Today I learned #1
Introduction to machine learning
Supervised ML
- Always have labels associated with features. Assume features are “questions” and the corresponding labels are “solutions”, supervised ML is like teaching the model by showing it a combination of questions and answers with the goal to hopefully pick up the pattern and be able to get the “solutions” by itself
- Train the model with features + known labels -> model can make predictions on new features
The goal of supervised ML is to come up with a function, $g$ that takes in the feature matrix (i.e., a matrix with inputs), $X$, as a parameter and makes predictions as close as possible to the target, $y$
Types of supervised ML problems
- Regression: target variable is a continuous number (car’s price)

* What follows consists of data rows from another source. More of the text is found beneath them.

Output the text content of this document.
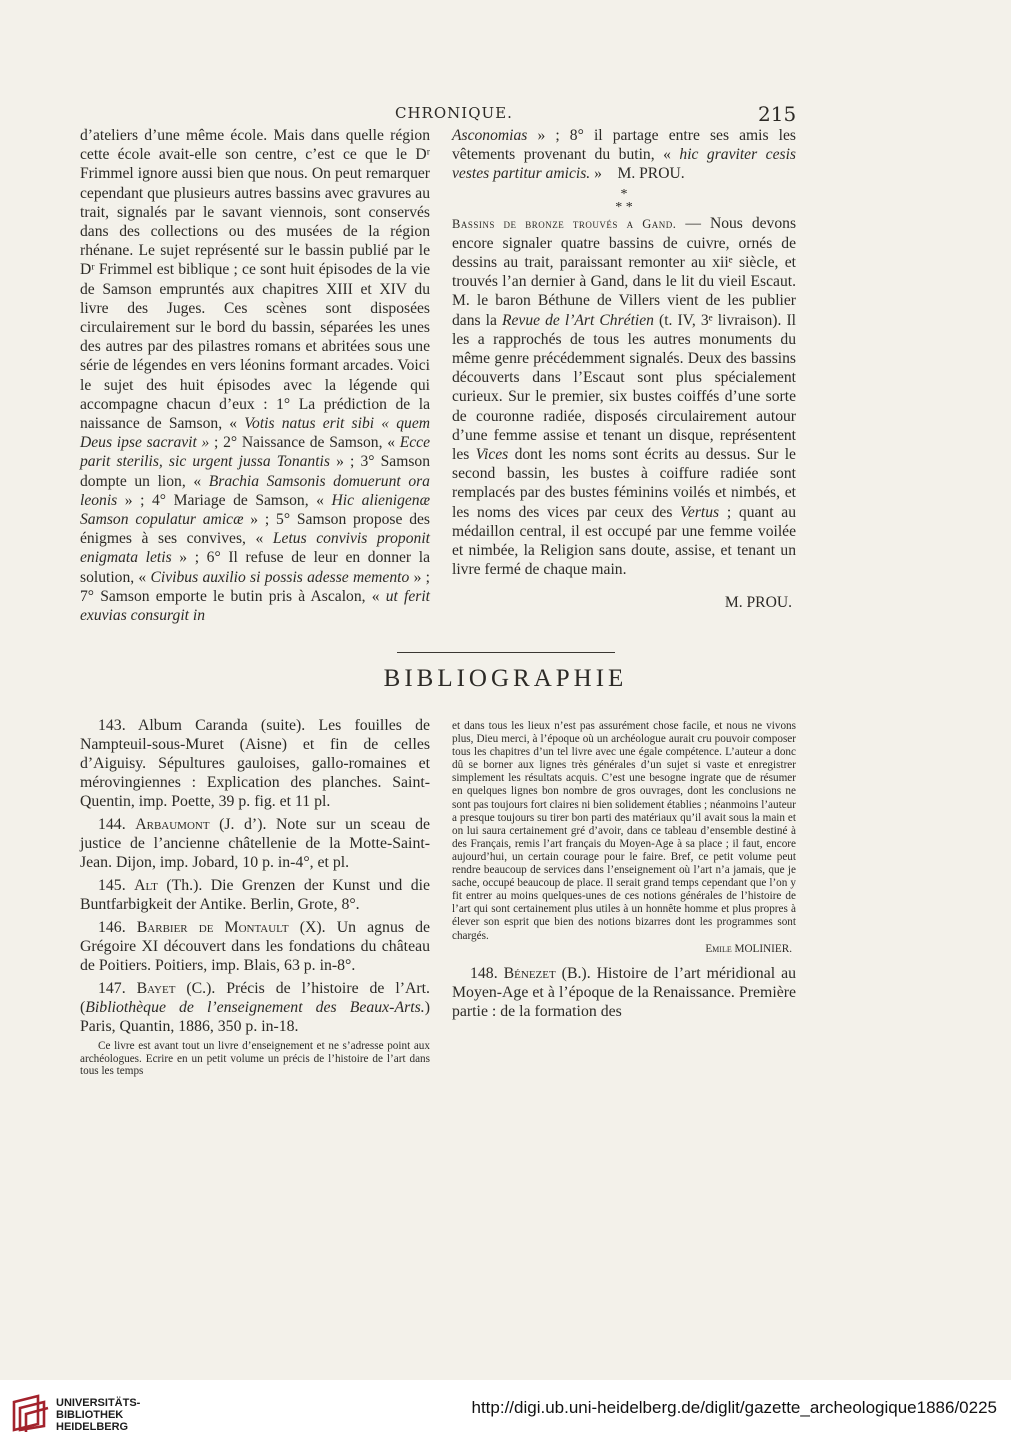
CHRONIQUE.	215

d’ateliers d’une même école. Mais dans quelle région cette école avait-elle son centre, c’est ce que le Dʳ Frimmel ignore aussi bien que nous. On peut remarquer cependant que plusieurs autres bassins avec gravures au trait, signalés par le savant viennois, sont conservés dans des collections ou des musées de la région rhénane. Le sujet représenté sur le bassin publié par le Dʳ Frimmel est biblique ; ce sont huit épisodes de la vie de Samson empruntés aux chapitres XIII et XIV du livre des Juges. Ces scènes sont disposées circulairement sur le bord du bassin, séparées les unes des autres par des pilastres romans et abritées sous une série de légendes en vers léonins formant arcades. Voici le sujet des huit épisodes avec la légende qui accompagne chacun d’eux : 1° La prédiction de la naissance de Samson, « Votis natus erit sibi « quem Deus ipse sacravit » ; 2° Naissance de Samson, « Ecce parit sterilis, sic urgent jussa Tonantis » ; 3° Samson dompte un lion, « Brachia Samsonis domuerunt ora leonis » ; 4° Mariage de Samson, « Hic alienigenæ Samson copulatur amicæ » ; 5° Samson propose des énigmes à ses convives, « Letus convivis proponit enigmata letis » ; 6° Il refuse de leur en donner la solution, « Civibus auxilio si possis adesse memento » ; 7° Samson emporte le butin pris à Ascalon, « ut ferit exuvias consurgit in

Asconomias » ; 8° il partage entre ses amis les vêtements provenant du butin, « hic graviter cesis vestes partitur amicis. » M. PROU.

*
* *

Bassins de bronze trouvés a Gand. — Nous devons encore signaler quatre bassins de cuivre, ornés de dessins au trait, paraissant remonter au xiiᵉ siècle, et trouvés l’an dernier à Gand, dans le lit du vieil Escaut. M. le baron Béthune de Villers vient de les publier dans la Revue de l’Art Chrétien (t. IV, 3ᵉ livraison). Il les a rapprochés de tous les autres monuments du même genre précédemment signalés. Deux des bassins découverts dans l’Escaut sont plus spécialement curieux. Sur le premier, six bustes coiffés d’une sorte de couronne radiée, disposés circulairement autour d’une femme assise et tenant un disque, représentent les Vices dont les noms sont écrits au dessus. Sur le second bassin, les bustes à coiffure radiée sont remplacés par des bustes féminins voilés et nimbés, et les noms des vices par ceux des Vertus ; quant au médaillon central, il est occupé par une femme voilée et nimbée, la Religion sans doute, assise, et tenant un livre fermé de chaque main.

M. PROU.

BIBLIOGRAPHIE

143. Album Caranda (suite). Les fouilles de Nampteuil-sous-Muret (Aisne) et fin de celles d’Aiguisy. Sépultures gauloises, gallo-romaines et mérovingiennes : Explication des planches. Saint-Quentin, imp. Poette, 39 p. fig. et 11 pl.

144. Arbaumont (J. d’). Note sur un sceau de justice de l’ancienne châtellenie de la Motte-Saint-Jean. Dijon, imp. Jobard, 10 p. in-4°, et pl.

145. Alt (Th.). Die Grenzen der Kunst und die Buntfarbigkeit der Antike. Berlin, Grote, 8°.

146. Barbier de Montault (X). Un agnus de Grégoire XI découvert dans les fondations du château de Poitiers. Poitiers, imp. Blais, 63 p. in-8°.

147. Bayet (C.). Précis de l’histoire de l’Art. (Bibliothèque de l’enseignement des Beaux-Arts.) Paris, Quantin, 1886, 350 p. in-18.

Ce livre est avant tout un livre d’enseignement et ne s’adresse point aux archéologues. Ecrire en un petit volume un précis de l’histoire de l’art dans tous les temps

et dans tous les lieux n’est pas assurément chose facile, et nous ne vivons plus, Dieu merci, à l’époque où un archéologue aurait cru pouvoir composer tous les chapitres d’un tel livre avec une égale compétence. L’auteur a donc dû se borner aux lignes très générales d’un sujet si vaste et enregistrer simplement les résultats acquis. C’est une besogne ingrate que de résumer en quelques lignes bon nombre de gros ouvrages, dont les conclusions ne sont pas toujours fort claires ni bien solidement établies ; néanmoins l’auteur a presque toujours su tirer bon parti des matériaux qu’il avait sous la main et on lui saura certainement gré d’avoir, dans ce tableau d’ensemble destiné à des Français, remis l’art français du Moyen-Age à sa place ; il faut, encore aujourd’hui, un certain courage pour le faire. Bref, ce petit volume peut rendre beaucoup de services dans l’enseignement où l’art n’a jamais, que je sache, occupé beaucoup de place. Il serait grand temps cependant que l’on y fit entrer au moins quelques-unes de ces notions générales de l’histoire de l’art qui sont certainement plus utiles à un honnête homme et plus propres à élever son esprit que bien des notions bizarres dont les programmes sont chargés.

Emile MOLINIER.

148. Bénezet (B.). Histoire de l’art méridional au Moyen-Age et à l’époque de la Renaissance. Première partie : de la formation des

UNIVERSITÄTS-
BIBLIOTHEK
HEIDELBERG
http://digi.ub.uni-heidelberg.de/diglit/gazette_archeologique1886/0225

- Classification: target variable is categorical (email is span or not)
- Binary
- Multi-class
- Ranking: target variable is scores associated with particular items (e.g., used in recommender systems)
Model selection process
- Split the data into three datasets (training, validation, and test)
- The test set is very crucial to prevent the Multiple comparison problem(MCP)

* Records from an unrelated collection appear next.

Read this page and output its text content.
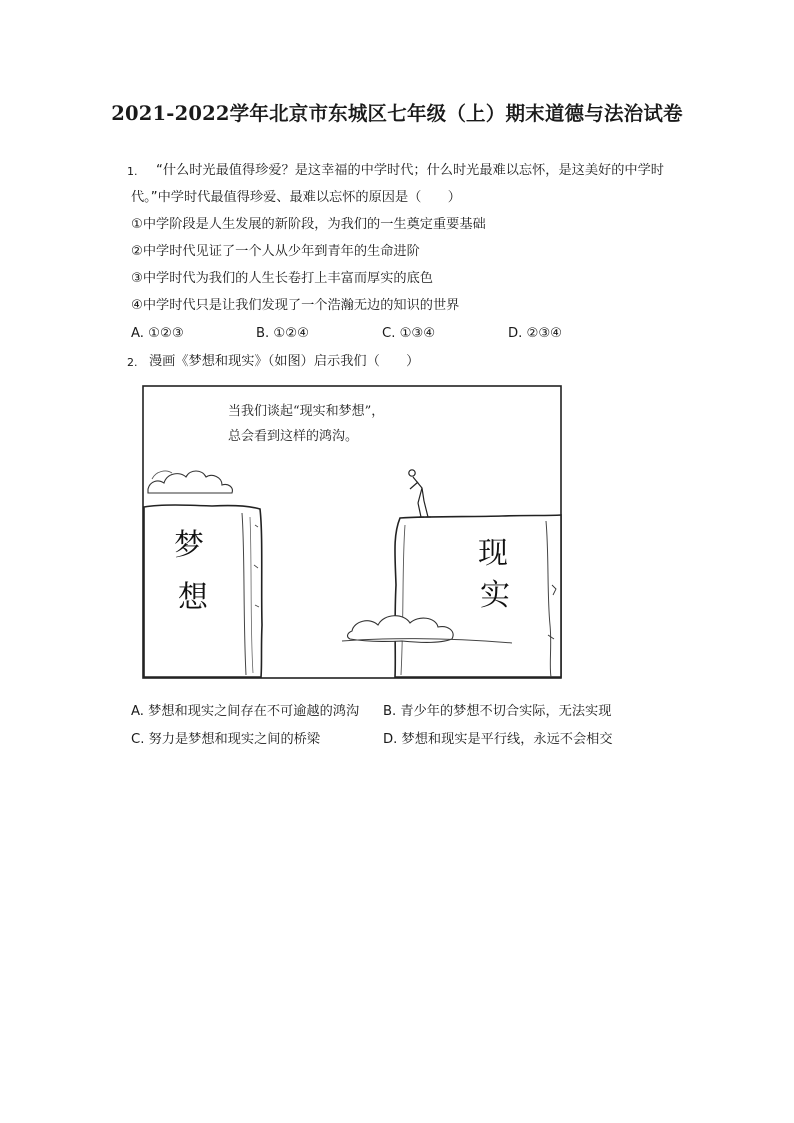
2021-2022学年北京市东城区七年级（上）期末道德与法治试卷
1. “什么时光最值得珍爱？是这幸福的中学时代；什么时光最难以忘怀，是这美好的中学时
代。”中学时代最值得珍爱、最难以忘怀的原因是（　　）
①中学阶段是人生发展的新阶段，为我们的一生奠定重要基础
②中学时代见证了一个人从少年到青年的生命进阶
③中学时代为我们的人生长卷打上丰富而厚实的底色
④中学时代只是让我们发现了一个浩瀚无边的知识的世界
A. ①②③	B. ①②④	C. ①③④	D. ②③④
2. 漫画《梦想和现实》（如图）启示我们（　　）
当我们谈起“现实和梦想”，
总会看到这样的鸿沟。
梦
想
现
实
A. 梦想和现实之间存在不可逾越的鸿沟 B. 青少年的梦想不切合实际，无法实现
C. 努力是梦想和现实之间的桥梁	D. 梦想和现实是平行线，永远不会相交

- MCP occurs when you repeatedly test different models potentially leading to an overestimation (by pure change) of model performance
- Train various models on the training set
- Validate the models and tune hyperparameters on the validation set: this will give you performance for each model
- Select the best model
- Test the selected model on the test set to ensure generalization on unseen data
- Check the score on the validation and test sets are close enough to confirm the performance was not by pure chance/overfitting to the validation set (i.e., there was no multiple comparison problem in the validation process)
What happens if, after using the test set, the performance is significantly worse than on the validation set, indicating overfitting or MCP?
**If performance on the test set is poor, focus on refining your model selection and validation process (e.g., using cross-validation) rather than tweaking the model based on the test results.**